Figura 3. Ngangas. Fonte: elaboração própria. Valle del Cauca (Colômbia), 2012.
Neste artigo, a argumentação teórico-metodológica fundamenta-se em uma abordagem etnográfica e narrativa. As informações apresentadas resultam de trabalho de campo realizado em Havana (Cuba), Bogotá e Cali (Colômbia), entre 2012 e 2022. As experiências etnográficas consideradas para analisar a relação dos praticantes dessas religiões da diáspora com o meio ambiente (ver Castro Ramírez, 2022; Johnson, 2007) incluem: uma celebração ritual conhecida como “alimentar a terra”, da qual participei em Havana, em janeiro de 2013, e outra em Anapoima (Colômbia), em 2017; uma consagração das mão de Orula, que ocorreu em Havana em janeiro de 2013; dois registros ou consultas dentro da santería, seguidos da realização de duas oferendas decorrentes dessas consultas, em Bogotá, em julho de 2017 e janeiro de 20185, respectivamente. Além disso, as narrativas são baseadas em seis entrevistas realizadas com profissionais na Colômbia, em Cuba e no México, em 2012, 2017 e 2022. Quatro dessas entrevistas foram presenciais, uma foi conduzida com um religioso mexicano via Zoom, e a última a um praticante colombiano, por e-mail. Quanto à minha posição no campo, participei de maneira mais ou menos ativa, dependendo da atividade ritual em curso e da abordagem que me era permitida6.
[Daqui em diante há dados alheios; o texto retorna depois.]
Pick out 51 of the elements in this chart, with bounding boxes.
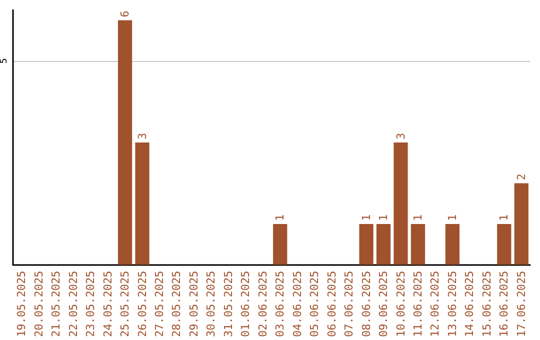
x-tick-label: 21.05.2025 xyxy=(50,270,63,338)
x-tick-label: 14.06.2025 xyxy=(463,270,476,338)
data-label: 1 xyxy=(411,214,424,222)
x-tick-label: 13.06.2025 xyxy=(446,270,459,338)
data-label: 1 xyxy=(446,214,459,222)
x-tick-label: 22.05.2025 xyxy=(66,270,80,338)
x-tick-label: 19.05.2025 xyxy=(15,270,28,338)
x-tick-label: 10.06.2025 xyxy=(394,270,408,338)
x-tick-label: 15.06.2025 xyxy=(480,270,494,338)
data-label: 3 xyxy=(136,132,149,140)
data-label: 1 xyxy=(377,214,390,222)
x-tick-label: 06.06.2025 xyxy=(325,270,338,338)
x-tick-label: 04.06.2025 xyxy=(290,270,304,338)
x-tick-label: 02.06.2025 xyxy=(256,270,270,338)
bar xyxy=(273,224,288,265)
x-tick-label: 25.05.2025 xyxy=(118,270,132,338)
bar xyxy=(135,142,150,265)
x-tick-label: 11.06.2025 xyxy=(411,270,424,338)
x-tick-label: 31.05.2025 xyxy=(222,270,235,338)
bar xyxy=(359,224,374,265)
x-tick-label: 08.06.2025 xyxy=(360,270,373,338)
data-label: 1 xyxy=(498,214,511,222)
bar xyxy=(445,224,460,265)
x-tick-label: 28.05.2025 xyxy=(170,270,184,338)
x-tick-label: 24.05.2025 xyxy=(101,270,114,338)
x-tick-label: 03.06.2025 xyxy=(274,270,287,338)
data-label: 3 xyxy=(394,132,408,140)
data-label: 2 xyxy=(514,174,528,180)
bar xyxy=(376,224,391,265)
x-tick-label: 23.05.2025 xyxy=(84,270,98,338)
x-tick-label: 17.06.2025 xyxy=(514,270,528,338)
bar xyxy=(514,183,528,265)
data-label: 1 xyxy=(274,214,287,222)
x-tick-label: 20.05.2025 xyxy=(32,270,46,338)
x-tick-label: 05.06.2025 xyxy=(308,270,322,338)
x-tick-label: 07.06.2025 xyxy=(342,270,356,338)
y-tick-label: 5 xyxy=(0,58,10,64)
data-label: 6 xyxy=(118,10,132,18)
x-tick-label: 16.06.2025 xyxy=(498,270,511,338)
x-tick-label: 29.05.2025 xyxy=(187,270,200,338)
bar xyxy=(497,224,512,265)
x-tick-label: 01.06.2025 xyxy=(239,270,252,338)
bar xyxy=(410,224,426,265)
bar xyxy=(118,20,132,265)
x-tick-label: 30.05.2025 xyxy=(204,270,218,338)
bar xyxy=(394,142,408,265)
data-label: 1 xyxy=(360,214,373,222)
x-tick-label: 09.06.2025 xyxy=(377,270,390,338)
x-tick-label: 26.05.2025 xyxy=(136,270,149,338)
x-tick-label: 27.05.2025 xyxy=(152,270,166,338)
x-tick-label: 12.06.2025 xyxy=(428,270,442,338)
O artigo está organizado em quatro seções. Na primeira, discuto como ocorrem as relações humano-não humano nesses sistemas religiosos, relações fundamentais para compreender a configuração do ser pessoa (pessoidade/personhood) entre os praticantes e, consequentemente, o lugar que as pessoas ocupam no mundo. Na segunda, o argumento se concentra nas percepções de alguns religiosos sobre o meio ambiente, considerando seu ser e estar em um mundo marcado por relações dentro de uma natureza habitada por forças transcendentes que interagem em íntima proximidade com os seres humanos. A terceira analisa os mecanismos derivados da cosmologia interna desses sistemas, voltados para a interação com a natureza e para a preservação do equilíbrio. Por fim, a quarta seção reúne alguns dos argumentos apresentados sobre as correlações entre as práticas religiosas aqui discutidas e suas conexões com o meio ambiente. Longe da pretensão de concluir ou estabelecer generalizações, o objetivo é destacar tensões emergentes na compreensão desses vínculos pessoa-natureza e indicar caminhos para potenciais estudos futuros nessa perspectiva.
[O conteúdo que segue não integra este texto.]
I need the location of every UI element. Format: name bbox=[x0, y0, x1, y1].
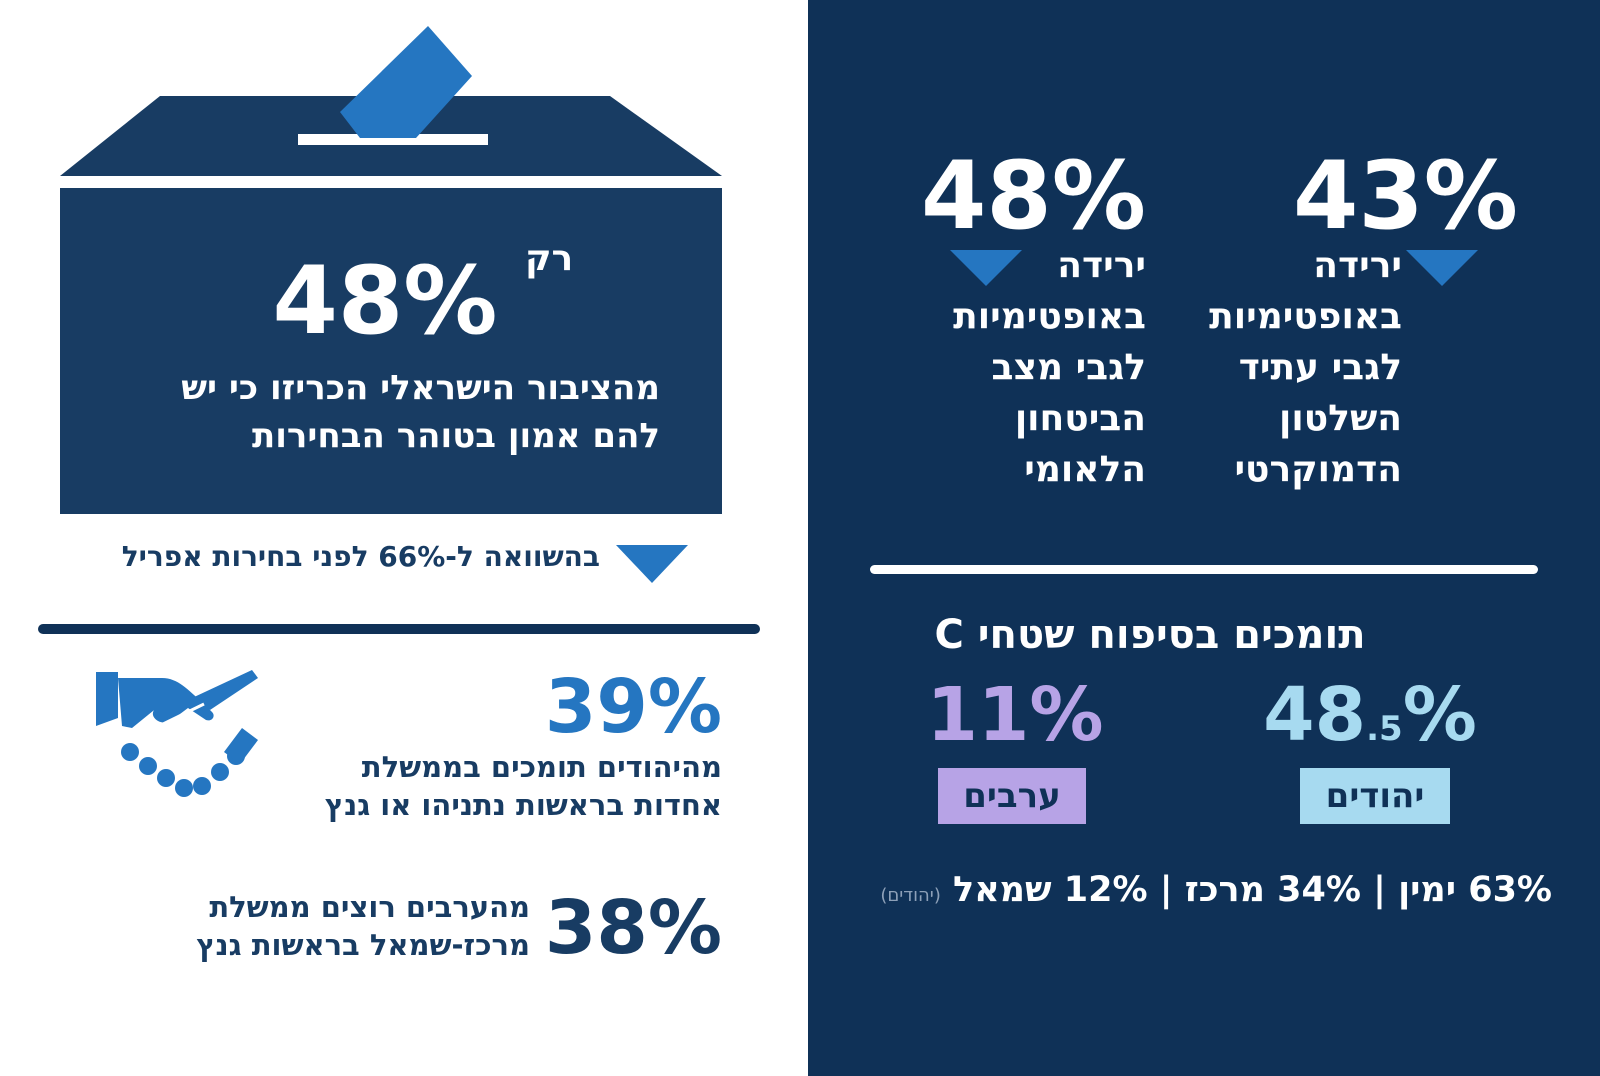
stat-separator: | bbox=[1159, 870, 1173, 910]
left-wing-stat: 12% שמאל bbox=[953, 870, 1148, 910]
handshake-icon bbox=[96, 670, 258, 797]
jews-percent-main: 48 bbox=[1263, 672, 1367, 758]
down-triangle-icon bbox=[950, 250, 1022, 286]
security-line: הביטחון bbox=[1014, 398, 1146, 439]
arabs-description: מהערבים רוצים ממשלת מרכז-שמאל בראשות גנץ bbox=[150, 888, 530, 964]
democracy-line: הדמוקרטי bbox=[1234, 449, 1402, 490]
security-line: לגבי מצב bbox=[991, 347, 1146, 388]
arabs-percent: 38% bbox=[544, 885, 722, 971]
annexation-title: תומכים בסיפוח שטחי C bbox=[934, 612, 1366, 658]
ballot-box-body bbox=[60, 188, 722, 514]
comparison-text: בהשוואה ל-66% לפני בחירות אפריל bbox=[121, 540, 600, 573]
unity-line-1: מהיהודים תומכים בממשלת bbox=[361, 750, 722, 784]
left-divider bbox=[38, 624, 760, 634]
trust-line-1: מהציבור הישראלי הכריזו כי יש bbox=[181, 368, 660, 408]
arabs-annexation-percent: 11% bbox=[926, 672, 1104, 758]
stat-separator: | bbox=[1373, 870, 1386, 910]
arabs-line-1: מהערבים רוצים ממשלת bbox=[209, 890, 530, 924]
political-breakdown: 63% ימין | 34% מרכז | 12% שמאל (יהודים) bbox=[840, 870, 1552, 910]
security-line: הלאומי bbox=[1024, 449, 1146, 490]
jews-label: יהודים bbox=[1300, 768, 1450, 824]
down-triangle-icon bbox=[616, 545, 688, 583]
security-percent: 48% bbox=[921, 142, 1146, 251]
democracy-line: השלטון bbox=[1279, 398, 1402, 439]
democracy-line: באופטימיות bbox=[1209, 296, 1402, 337]
arabs-line-2: מרכז-שמאל בראשות גנץ bbox=[196, 928, 530, 962]
democracy-line: לגבי עתיד bbox=[1238, 347, 1402, 388]
center-stat: 34% מרכז bbox=[1184, 870, 1361, 910]
arabs-label: ערבים bbox=[938, 768, 1086, 824]
right-panel bbox=[808, 0, 1600, 1076]
security-description: ירידה באופטימיות לגבי מצב הביטחון הלאומי bbox=[880, 240, 1146, 495]
ballot-box-icon bbox=[60, 26, 722, 182]
left-panel: רק 48% מהציבור הישראלי הכריזו כי יש להם … bbox=[38, 26, 760, 971]
down-triangle-icon bbox=[1406, 250, 1478, 286]
democracy-description: ירידה באופטימיות לגבי עתיד השלטון הדמוקר… bbox=[1190, 240, 1402, 495]
jews-note: (יהודים) bbox=[880, 885, 941, 906]
right-divider bbox=[870, 565, 1538, 574]
trust-line-2: להם אמון בטוהר הבחירות bbox=[252, 416, 660, 456]
unity-line-2: אחדות בראשות נתניהו או גנץ bbox=[324, 788, 722, 822]
trust-percent: 48% bbox=[272, 247, 498, 356]
unity-percent: 39% bbox=[544, 664, 722, 750]
unity-description: מהיהודים תומכים בממשלת אחדות בראשות נתני… bbox=[270, 748, 722, 824]
jews-percent-decimal: .5 bbox=[1366, 709, 1403, 749]
jews-annexation-percent: 48.5% bbox=[1250, 678, 1490, 752]
democracy-percent: 43% bbox=[1293, 142, 1518, 251]
trust-description: מהציבור הישראלי הכריזו כי יש להם אמון בט… bbox=[100, 364, 660, 460]
democracy-line: ירידה bbox=[1313, 245, 1402, 286]
jews-percent-sign: % bbox=[1402, 672, 1477, 758]
security-line: ירידה bbox=[1057, 245, 1146, 286]
right-wing-stat: 63% ימין bbox=[1398, 870, 1552, 910]
security-line: באופטימיות bbox=[953, 296, 1146, 337]
only-label: רק bbox=[525, 238, 574, 279]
Relações humano-não humano em religiões de inspiração afro
Quando surgiu a ideia de escrever um artigo sobre as relações ambientais presentes nas práticas religiosas de inspiração afro — considerando a forma como os religiosos se relacionam com a natureza e os laços humano-não humano que nela se entrelaçam —, emergiram também questões sobre o que é ser pessoa. A partir daí, desenvolveram-se discussões teórico-metodológicas e conceituais que, ao longo de um século e meio de formação do pensamento antropológico, têm sustentado os debates nos quais este artigo se insere. Iniciou-se, assim, um percurso pelos argumentos seminais propostos por Tylor (1871/1920) em torno do animismo, passando pelas conceituações de “pessoa outra que humana” (other-than-human person [Hallowell, 1960]), de “divíduo” (dividual), uma pessoa construída por relações (Strathern, 1990; ver também Bird-David et al., 2019; Henare et al., 2007), e de “superpessoas” (superpersons [Bird-David et al., 2019]).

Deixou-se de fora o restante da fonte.